Forked from datatable
This is a Python package for manipulating 2-dimensional tabular data structures (aka data frames). It is close in spirit to [pandas][] or [SFrame][]; however we put specific emphasis on speed and big data support. As the name suggests, the package is closely related to R's [data.table][] and attempts to mimic its core algorithms and API.
Requirements: Python 3.6+ (64 bit) and pip 20.3+.
datatable started in 2017 as a toolkit for performing big data (up to 100GB)
operations on a single-node machine, at the maximum speed possible. Such
requirements are dictated by modern machine-learning applications, which need
to process large volumes of data and generate many features in order to
achieve the best model accuracy.
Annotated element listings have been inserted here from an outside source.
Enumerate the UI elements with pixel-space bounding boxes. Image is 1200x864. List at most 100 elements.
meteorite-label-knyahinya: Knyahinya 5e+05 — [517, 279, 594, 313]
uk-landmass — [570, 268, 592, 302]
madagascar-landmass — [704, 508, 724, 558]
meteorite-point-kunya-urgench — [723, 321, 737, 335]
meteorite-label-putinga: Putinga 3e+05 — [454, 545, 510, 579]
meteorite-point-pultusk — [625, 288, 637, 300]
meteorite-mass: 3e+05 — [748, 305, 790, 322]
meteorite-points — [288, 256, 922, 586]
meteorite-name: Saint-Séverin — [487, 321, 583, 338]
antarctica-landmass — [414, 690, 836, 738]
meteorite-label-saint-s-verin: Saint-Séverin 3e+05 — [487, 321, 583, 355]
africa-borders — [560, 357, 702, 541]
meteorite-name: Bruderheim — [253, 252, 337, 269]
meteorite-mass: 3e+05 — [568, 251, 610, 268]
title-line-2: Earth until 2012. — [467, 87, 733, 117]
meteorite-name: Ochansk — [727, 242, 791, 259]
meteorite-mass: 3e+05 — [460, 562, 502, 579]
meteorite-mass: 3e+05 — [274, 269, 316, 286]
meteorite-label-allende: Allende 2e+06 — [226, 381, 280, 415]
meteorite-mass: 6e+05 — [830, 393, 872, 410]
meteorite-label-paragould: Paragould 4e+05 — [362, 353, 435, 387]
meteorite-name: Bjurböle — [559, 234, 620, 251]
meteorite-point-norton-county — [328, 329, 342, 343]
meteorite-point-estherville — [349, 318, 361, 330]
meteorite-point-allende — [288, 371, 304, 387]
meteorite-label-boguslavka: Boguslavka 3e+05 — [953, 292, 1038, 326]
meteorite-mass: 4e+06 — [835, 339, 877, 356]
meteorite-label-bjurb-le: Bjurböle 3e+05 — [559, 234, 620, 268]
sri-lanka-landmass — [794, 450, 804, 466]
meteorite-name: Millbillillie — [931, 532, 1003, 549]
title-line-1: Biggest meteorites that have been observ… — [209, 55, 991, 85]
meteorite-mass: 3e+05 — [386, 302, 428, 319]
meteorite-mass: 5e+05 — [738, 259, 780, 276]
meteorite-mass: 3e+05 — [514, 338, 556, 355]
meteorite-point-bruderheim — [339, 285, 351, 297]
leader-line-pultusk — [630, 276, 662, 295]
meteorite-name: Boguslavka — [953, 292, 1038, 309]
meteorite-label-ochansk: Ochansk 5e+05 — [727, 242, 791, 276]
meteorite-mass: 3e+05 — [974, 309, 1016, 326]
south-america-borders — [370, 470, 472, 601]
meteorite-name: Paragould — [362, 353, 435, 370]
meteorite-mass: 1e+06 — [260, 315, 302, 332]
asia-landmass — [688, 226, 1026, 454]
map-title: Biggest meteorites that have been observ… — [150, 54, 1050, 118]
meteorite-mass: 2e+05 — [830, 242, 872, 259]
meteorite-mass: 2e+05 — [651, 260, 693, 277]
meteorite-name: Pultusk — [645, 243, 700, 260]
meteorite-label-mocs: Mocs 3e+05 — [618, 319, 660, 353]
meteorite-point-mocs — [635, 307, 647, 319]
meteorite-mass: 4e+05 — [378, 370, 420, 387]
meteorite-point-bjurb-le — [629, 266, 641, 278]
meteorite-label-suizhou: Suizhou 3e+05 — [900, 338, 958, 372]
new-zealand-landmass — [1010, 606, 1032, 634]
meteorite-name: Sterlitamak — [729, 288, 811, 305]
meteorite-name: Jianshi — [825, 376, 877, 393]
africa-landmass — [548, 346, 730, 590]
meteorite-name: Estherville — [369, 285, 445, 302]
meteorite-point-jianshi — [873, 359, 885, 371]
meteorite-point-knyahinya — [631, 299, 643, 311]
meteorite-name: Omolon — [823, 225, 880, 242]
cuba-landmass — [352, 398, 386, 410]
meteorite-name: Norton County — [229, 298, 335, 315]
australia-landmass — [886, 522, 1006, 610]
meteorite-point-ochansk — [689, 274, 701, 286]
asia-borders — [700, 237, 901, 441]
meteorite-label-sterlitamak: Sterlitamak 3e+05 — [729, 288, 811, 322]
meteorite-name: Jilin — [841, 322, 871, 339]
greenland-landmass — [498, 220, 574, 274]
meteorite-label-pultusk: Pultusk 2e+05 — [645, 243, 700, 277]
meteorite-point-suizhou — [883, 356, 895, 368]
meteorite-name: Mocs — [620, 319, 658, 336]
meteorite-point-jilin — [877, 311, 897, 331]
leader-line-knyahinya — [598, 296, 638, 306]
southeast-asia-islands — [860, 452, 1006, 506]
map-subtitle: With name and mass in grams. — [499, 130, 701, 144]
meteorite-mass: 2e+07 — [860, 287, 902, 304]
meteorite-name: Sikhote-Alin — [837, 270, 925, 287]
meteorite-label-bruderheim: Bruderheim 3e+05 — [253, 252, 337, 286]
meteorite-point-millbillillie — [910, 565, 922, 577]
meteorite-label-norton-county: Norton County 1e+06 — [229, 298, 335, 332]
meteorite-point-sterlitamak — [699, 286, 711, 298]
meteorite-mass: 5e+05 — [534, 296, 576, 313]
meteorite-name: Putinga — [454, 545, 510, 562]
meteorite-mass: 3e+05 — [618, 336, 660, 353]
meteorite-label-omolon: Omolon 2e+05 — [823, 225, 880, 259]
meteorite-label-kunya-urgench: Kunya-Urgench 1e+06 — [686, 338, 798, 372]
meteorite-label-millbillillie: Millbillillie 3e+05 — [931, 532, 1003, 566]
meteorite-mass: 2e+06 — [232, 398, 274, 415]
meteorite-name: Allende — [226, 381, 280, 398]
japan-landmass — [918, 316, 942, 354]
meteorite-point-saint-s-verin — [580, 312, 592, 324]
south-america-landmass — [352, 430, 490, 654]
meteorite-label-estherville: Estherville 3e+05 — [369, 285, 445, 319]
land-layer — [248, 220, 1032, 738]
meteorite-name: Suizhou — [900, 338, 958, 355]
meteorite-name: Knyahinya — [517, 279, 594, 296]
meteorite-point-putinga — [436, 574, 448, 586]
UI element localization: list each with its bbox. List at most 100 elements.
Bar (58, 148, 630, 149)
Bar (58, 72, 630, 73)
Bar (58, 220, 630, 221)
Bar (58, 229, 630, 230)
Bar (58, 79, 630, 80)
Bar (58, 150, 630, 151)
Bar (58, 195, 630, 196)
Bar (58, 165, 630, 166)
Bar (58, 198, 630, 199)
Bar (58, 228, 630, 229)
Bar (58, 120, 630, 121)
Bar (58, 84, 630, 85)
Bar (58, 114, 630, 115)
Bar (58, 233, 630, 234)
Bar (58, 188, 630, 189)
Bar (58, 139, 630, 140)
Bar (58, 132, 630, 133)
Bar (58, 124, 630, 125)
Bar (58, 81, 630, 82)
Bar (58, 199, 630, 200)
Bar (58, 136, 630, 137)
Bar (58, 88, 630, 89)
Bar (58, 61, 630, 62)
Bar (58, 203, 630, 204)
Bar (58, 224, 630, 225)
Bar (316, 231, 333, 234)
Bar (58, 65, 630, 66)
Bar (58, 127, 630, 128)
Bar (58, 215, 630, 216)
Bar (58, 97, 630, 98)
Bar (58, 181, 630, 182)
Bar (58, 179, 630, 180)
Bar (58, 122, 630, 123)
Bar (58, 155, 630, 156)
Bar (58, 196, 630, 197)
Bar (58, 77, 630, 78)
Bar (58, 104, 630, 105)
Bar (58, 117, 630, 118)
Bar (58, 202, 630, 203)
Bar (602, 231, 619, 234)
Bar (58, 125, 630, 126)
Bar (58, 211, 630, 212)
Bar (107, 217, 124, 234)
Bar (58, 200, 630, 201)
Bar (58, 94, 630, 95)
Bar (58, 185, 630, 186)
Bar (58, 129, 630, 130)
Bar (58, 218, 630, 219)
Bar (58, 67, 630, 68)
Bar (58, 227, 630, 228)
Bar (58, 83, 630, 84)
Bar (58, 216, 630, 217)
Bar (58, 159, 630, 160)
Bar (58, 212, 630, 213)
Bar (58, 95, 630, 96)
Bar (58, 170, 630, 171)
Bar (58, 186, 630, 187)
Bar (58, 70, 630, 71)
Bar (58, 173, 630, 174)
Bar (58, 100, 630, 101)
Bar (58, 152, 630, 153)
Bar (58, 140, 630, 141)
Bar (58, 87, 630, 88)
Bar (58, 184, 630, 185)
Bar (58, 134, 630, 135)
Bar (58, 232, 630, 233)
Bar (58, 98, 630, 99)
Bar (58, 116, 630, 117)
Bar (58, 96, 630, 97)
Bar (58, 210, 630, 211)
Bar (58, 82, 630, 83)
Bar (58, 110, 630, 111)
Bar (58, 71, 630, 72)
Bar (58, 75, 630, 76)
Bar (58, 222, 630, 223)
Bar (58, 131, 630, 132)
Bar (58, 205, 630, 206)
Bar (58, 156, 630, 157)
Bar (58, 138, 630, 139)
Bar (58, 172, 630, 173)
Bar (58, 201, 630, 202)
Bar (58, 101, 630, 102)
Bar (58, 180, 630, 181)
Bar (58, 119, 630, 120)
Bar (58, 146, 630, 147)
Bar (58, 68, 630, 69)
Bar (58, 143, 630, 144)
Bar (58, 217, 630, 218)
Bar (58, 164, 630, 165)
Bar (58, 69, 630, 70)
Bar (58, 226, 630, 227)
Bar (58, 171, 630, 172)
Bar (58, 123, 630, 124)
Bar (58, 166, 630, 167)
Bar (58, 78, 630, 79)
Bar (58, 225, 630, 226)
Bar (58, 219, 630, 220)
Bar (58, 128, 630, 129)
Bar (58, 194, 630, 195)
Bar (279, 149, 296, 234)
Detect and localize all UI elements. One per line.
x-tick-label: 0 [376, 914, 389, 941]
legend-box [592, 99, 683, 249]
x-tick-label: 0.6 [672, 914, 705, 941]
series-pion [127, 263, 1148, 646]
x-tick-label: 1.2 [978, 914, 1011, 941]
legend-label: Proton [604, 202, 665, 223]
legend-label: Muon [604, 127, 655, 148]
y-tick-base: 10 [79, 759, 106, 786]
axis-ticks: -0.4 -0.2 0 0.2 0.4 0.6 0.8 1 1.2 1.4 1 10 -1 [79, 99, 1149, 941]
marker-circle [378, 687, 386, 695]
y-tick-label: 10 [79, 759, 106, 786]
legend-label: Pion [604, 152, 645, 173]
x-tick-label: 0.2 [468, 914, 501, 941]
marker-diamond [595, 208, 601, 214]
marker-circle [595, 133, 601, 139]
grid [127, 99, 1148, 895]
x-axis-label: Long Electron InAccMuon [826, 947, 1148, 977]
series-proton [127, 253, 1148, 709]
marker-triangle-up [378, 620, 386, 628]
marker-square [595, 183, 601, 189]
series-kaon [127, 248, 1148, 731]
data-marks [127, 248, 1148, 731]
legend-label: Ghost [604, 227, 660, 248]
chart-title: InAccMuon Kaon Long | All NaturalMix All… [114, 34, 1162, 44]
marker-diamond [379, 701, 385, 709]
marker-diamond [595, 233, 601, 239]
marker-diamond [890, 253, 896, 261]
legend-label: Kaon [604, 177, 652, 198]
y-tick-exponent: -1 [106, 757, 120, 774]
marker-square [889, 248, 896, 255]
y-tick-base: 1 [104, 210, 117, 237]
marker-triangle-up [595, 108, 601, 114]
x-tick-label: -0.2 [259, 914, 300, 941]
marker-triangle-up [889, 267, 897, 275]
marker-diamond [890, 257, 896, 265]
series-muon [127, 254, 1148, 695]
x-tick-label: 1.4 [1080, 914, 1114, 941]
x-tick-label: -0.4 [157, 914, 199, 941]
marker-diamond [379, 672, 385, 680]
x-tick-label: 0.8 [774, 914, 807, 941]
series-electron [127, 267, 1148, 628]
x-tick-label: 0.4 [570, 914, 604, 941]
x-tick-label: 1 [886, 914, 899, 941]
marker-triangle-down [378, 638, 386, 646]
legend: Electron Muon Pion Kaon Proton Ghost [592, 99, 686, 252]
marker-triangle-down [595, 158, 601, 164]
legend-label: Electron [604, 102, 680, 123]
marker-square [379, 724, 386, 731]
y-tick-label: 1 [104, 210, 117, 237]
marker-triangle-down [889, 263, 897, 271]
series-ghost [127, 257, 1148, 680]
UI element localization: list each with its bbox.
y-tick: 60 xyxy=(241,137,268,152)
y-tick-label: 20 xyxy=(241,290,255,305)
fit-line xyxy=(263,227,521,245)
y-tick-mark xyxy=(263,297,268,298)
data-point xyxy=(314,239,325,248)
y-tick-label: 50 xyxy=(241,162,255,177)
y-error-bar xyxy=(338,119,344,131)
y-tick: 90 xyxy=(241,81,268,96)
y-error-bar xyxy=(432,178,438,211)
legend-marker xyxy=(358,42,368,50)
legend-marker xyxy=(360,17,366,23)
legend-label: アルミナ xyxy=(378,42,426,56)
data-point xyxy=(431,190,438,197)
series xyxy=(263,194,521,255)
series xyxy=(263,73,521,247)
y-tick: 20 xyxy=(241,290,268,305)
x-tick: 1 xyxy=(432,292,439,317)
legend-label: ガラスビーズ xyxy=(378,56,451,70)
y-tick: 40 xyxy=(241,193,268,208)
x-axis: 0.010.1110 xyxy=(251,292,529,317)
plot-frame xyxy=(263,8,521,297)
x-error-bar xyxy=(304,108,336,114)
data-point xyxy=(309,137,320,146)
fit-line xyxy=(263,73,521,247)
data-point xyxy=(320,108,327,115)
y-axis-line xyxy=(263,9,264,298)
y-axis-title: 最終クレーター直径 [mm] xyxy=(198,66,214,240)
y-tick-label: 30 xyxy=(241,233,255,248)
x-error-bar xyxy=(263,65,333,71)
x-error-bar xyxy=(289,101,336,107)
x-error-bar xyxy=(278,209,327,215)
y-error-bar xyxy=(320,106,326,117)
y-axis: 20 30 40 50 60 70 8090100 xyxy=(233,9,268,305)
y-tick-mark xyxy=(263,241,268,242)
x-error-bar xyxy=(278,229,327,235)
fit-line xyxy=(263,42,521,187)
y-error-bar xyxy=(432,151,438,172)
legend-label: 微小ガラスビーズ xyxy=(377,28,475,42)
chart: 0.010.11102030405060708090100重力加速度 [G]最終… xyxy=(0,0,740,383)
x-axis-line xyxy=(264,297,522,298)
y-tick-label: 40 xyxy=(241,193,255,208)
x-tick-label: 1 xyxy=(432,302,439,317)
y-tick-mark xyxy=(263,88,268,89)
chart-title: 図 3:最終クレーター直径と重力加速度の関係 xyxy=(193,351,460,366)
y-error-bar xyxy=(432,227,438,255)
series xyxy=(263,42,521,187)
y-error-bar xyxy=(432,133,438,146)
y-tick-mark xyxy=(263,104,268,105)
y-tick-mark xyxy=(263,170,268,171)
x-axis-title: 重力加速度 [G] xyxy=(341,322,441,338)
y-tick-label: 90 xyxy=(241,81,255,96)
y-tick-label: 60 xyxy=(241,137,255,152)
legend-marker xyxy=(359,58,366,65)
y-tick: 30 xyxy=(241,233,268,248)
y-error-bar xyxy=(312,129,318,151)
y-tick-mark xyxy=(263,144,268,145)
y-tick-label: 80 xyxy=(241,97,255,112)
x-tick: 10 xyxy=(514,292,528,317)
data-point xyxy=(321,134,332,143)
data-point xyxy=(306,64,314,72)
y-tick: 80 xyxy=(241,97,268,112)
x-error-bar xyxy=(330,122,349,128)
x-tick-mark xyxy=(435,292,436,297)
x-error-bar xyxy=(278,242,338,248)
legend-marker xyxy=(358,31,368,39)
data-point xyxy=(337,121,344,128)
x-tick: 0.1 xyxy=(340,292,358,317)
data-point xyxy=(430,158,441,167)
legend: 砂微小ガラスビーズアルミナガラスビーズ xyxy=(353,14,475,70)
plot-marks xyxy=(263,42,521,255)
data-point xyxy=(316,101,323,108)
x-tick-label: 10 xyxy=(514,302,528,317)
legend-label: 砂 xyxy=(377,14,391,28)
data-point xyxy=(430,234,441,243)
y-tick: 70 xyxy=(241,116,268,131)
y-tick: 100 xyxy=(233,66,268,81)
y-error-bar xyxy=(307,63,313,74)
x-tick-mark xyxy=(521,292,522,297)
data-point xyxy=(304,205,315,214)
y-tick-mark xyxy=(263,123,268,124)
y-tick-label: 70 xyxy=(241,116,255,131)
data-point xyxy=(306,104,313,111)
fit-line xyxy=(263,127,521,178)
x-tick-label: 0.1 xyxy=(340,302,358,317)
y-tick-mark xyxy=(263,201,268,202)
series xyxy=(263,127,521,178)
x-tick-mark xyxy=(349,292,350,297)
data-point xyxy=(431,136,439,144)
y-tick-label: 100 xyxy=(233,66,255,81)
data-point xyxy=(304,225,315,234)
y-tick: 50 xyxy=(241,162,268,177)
The first user of datatable was
[Driverless.ai][].
The set of features that we want to implement with datatable is at least
the following:
-
Column-oriented data storage.
-
Native-C implementation for all datatypes, including strings. Packages such as pandas and numpy already do that for numeric columns, but not for strings.
-
Support for date-time and categorical types. Object type is also supported, but promotion into object discouraged.
-
All types should support null values, with as little overhead as possible.
-
Data should be stored on disk in the same format as in memory. This will allow us to memory-map data on disk and work on out-of-memory datasets transparently.
-
Work with memory-mapped datasets to avoid loading into memory more data than necessary for each particular operation.
-
Fast data reading from CSV and other formats.
-
Multi-threaded data processing: time-consuming operations should attempt to utilize all cores for maximum efficiency.
-
Efficient algorithms for sorting/grouping/joining.
-
Expressive query syntax (similar to [data.table][]).
-
Minimal amount of data copying, copy-on-write semantics for shared data.
-
Use "rowindex" views in filtering/sorting/grouping/joining operators to avoid unnecessary data copying.
-
Interoperability with pandas / numpy / pyarrow / pure python: the users should have the ability to convert to another data-processing framework with ease.